Tradução José Filardo

por Ir.´. A.M.A. Gonçalves 30° – Loja Luz do Oriente #80  – Grande Loja Legal de Portugal

Publicada originalmente em Pietrestones

O surgimento da Maçonaria na China no século XVIII tem sido relatado como uma invenção britânica, originária do conflito histórico, a Guerra do Ópio, que envolveu a Grã-Bretanha e a China em uma disputa sobre as rotas de comércio na costa oriental chinesa e comércio do produto estupefaciente entre a população chinesa.  Como resultado desta guerra sangrenta, os britânicos passaram a ter direito a várias concessões extraterritoriais, ou seja, a ilha de Hong Kong, áreas de concessão em Cantão e outros portos (chineses) que eram fundamentais para proteger as rotas de seu comércio e presença como novo poder Imperial no Oriente. Nos navios que faziam o comércio do ópio da Inglaterra para a China, seda, porcelana e chá em direção a Londres, viajavam, além de marinheiros, comerciantes, militares, burocratas, empresários, intelectuais ou advogados que procuravam começar uma nova vida em terras chinesas, transportando os hábitos, tradições e modo de vida da Velha Albion. Clubes de Maçonaria eram parte desta tradição britânica e locais de encontro para a nobreza e a burocracia administrativa que seguiu o rastro dos navios da Companhia das Índias Orientais protegendo o domínio do Império britânico.

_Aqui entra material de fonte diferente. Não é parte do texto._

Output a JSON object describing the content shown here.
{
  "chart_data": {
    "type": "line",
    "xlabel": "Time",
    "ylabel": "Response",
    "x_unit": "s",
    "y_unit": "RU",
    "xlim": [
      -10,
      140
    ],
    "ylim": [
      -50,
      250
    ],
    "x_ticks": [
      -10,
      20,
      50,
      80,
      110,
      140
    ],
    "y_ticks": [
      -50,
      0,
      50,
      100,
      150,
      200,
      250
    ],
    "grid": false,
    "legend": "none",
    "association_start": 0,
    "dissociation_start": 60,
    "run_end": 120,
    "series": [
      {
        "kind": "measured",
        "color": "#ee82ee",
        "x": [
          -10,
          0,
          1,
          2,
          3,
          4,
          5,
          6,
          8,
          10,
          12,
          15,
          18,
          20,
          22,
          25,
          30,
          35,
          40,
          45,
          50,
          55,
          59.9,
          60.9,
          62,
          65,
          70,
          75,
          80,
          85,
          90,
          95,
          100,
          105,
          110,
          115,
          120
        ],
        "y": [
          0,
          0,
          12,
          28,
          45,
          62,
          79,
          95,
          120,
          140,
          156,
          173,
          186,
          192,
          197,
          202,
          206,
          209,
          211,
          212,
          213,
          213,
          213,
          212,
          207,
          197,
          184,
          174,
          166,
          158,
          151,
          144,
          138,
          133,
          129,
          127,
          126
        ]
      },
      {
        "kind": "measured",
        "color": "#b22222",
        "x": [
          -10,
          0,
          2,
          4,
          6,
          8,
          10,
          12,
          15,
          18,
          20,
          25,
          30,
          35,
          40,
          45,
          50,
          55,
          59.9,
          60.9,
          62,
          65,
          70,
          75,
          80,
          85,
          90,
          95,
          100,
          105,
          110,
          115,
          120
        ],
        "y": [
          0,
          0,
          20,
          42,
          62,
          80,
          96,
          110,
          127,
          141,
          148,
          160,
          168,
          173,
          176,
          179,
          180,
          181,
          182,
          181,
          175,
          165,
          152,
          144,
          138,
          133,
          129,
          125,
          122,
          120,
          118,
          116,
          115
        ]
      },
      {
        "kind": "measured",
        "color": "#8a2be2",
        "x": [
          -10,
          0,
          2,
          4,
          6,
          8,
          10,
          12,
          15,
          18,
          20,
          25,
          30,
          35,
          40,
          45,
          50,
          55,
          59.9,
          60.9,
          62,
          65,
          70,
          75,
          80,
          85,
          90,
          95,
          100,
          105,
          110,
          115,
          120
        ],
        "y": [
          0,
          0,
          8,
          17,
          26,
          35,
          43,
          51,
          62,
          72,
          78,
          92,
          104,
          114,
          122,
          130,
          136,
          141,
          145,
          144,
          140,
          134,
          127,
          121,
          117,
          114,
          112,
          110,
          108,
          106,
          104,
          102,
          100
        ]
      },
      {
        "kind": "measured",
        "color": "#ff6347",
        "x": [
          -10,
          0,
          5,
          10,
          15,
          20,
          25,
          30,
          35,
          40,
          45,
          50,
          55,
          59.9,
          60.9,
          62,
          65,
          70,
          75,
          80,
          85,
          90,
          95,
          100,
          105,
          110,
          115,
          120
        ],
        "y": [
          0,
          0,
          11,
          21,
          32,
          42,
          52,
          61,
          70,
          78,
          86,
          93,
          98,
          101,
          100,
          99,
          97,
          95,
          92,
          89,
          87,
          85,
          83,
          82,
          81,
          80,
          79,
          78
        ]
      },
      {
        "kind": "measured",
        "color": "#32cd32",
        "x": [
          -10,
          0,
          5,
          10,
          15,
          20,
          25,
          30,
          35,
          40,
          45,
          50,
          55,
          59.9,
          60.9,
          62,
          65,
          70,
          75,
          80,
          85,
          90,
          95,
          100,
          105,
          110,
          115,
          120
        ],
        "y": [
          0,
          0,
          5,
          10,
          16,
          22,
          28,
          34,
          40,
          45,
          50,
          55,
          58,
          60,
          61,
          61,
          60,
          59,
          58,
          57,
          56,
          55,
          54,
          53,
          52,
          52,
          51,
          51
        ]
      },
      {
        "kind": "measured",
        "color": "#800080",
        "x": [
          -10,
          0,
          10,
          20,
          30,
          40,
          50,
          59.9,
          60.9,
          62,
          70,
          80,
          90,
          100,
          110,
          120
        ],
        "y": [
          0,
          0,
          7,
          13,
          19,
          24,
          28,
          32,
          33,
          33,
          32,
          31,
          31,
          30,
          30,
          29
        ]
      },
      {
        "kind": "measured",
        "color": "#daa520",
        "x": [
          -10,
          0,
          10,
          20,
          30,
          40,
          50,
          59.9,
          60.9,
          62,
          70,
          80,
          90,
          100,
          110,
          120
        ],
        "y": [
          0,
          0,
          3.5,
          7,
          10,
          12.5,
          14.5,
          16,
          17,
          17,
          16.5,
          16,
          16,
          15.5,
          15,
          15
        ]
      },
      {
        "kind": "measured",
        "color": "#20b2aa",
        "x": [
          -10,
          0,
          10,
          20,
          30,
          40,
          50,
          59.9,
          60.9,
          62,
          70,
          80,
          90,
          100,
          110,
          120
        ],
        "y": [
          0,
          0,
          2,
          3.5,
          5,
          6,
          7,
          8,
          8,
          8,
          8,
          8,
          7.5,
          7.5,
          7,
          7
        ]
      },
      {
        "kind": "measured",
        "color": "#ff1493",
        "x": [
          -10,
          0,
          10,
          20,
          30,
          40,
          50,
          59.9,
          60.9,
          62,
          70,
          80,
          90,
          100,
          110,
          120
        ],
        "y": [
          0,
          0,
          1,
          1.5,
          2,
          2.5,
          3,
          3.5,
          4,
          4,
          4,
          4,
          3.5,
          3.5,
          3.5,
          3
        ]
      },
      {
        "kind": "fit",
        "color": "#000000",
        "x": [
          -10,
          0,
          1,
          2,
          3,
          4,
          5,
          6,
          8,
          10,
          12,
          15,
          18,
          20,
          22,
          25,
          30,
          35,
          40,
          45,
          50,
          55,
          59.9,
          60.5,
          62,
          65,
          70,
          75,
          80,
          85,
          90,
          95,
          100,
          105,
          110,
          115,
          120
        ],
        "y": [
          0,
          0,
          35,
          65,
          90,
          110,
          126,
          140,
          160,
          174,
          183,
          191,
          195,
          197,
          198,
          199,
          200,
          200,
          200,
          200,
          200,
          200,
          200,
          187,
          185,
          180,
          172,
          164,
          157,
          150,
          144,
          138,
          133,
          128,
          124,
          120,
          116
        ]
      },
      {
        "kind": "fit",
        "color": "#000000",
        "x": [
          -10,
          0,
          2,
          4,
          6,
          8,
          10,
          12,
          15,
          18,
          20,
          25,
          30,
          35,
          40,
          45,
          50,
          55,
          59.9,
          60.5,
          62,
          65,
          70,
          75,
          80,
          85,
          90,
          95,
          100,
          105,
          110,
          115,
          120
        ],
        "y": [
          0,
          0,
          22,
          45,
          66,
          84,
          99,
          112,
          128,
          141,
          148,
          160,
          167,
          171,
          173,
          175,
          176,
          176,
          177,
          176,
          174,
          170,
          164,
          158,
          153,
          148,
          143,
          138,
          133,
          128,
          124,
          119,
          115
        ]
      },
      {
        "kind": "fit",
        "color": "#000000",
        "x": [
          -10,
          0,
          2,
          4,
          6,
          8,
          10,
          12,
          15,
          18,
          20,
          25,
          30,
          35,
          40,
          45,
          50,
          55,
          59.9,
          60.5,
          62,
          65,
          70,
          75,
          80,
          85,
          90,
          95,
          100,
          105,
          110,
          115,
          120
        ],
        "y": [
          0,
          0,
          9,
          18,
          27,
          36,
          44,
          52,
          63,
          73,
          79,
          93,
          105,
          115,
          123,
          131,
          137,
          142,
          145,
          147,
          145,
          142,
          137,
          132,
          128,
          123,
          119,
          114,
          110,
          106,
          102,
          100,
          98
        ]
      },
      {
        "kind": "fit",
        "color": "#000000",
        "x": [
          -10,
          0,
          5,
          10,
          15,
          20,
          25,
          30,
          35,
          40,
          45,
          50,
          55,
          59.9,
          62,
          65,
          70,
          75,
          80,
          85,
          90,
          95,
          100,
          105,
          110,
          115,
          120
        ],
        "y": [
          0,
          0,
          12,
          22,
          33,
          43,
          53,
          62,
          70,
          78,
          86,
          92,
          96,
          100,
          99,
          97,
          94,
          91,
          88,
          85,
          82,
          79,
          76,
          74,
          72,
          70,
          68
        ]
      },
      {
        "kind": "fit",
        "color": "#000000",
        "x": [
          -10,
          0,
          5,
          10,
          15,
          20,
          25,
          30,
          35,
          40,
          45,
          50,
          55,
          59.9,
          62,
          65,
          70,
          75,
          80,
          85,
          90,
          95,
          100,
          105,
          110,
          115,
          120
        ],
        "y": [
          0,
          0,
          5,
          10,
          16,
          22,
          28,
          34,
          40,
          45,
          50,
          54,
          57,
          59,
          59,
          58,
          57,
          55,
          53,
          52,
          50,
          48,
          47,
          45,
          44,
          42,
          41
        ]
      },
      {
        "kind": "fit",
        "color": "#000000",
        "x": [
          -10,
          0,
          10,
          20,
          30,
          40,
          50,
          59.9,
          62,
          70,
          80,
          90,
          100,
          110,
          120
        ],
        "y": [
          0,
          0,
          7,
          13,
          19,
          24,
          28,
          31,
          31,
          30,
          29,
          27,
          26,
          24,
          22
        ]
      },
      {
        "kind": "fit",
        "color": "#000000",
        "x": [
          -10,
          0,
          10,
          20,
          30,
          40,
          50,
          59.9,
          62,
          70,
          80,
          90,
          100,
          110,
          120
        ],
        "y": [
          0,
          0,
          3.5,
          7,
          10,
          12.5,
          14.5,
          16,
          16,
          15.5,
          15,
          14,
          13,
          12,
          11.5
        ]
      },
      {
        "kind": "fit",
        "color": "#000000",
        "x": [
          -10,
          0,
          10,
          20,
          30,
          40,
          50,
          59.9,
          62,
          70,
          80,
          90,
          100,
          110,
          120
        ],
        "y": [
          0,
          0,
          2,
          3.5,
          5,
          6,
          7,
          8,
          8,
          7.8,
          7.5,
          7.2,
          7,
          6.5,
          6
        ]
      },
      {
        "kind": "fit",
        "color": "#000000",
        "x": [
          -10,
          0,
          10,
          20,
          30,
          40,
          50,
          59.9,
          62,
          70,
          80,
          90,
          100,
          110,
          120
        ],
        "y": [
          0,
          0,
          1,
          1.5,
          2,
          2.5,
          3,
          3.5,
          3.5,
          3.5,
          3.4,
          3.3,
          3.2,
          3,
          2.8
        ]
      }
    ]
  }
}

Facilmente, lojas maçônicas surgiram nas cidades onde os britânicos construíam seus assentamentos, separados das cidades chinesas e eram formas originais de vida recriadas em benefício da Comunidade mercantil e expatriada. Tomando Hong Kong como despojos do sangrento confronto que a empurrava contra o Império Celestial, a Grã-Bretanha recriou no árido pedaço de terra uma cidade aburguesada e a construiu de acordo com normas e peculiaridades britânicas, regidas pelo direito consuetudinário e regulamentos imperiais. À medida que as lojas surgiram na ilha como clubes de cavalheiros, a burguesia chinesa foi cuidadosamente deixada fora deles. Somente após a Fundação da República Popular da China, em 1949, esta situação mudaria, com as famílias britânicas fugindo da  turbulência política (na China) e que tornou a presença estrangeira quase impossível. As lojas britânicas criadas inicialmente na China dividiam-se entre Hong Kong e Taiwan, no primeiro território criando distritos subordinados à Grande Loja da Inglaterra, Escócia e Irlanda, e o segundo entrando em um processo de autonomia gradual que os levou a criar uma Grande Loja da China (Taiwan), um corpo que por muito tempo não foi reconhecido pela Maçonaria britânica por razões que são implícitas.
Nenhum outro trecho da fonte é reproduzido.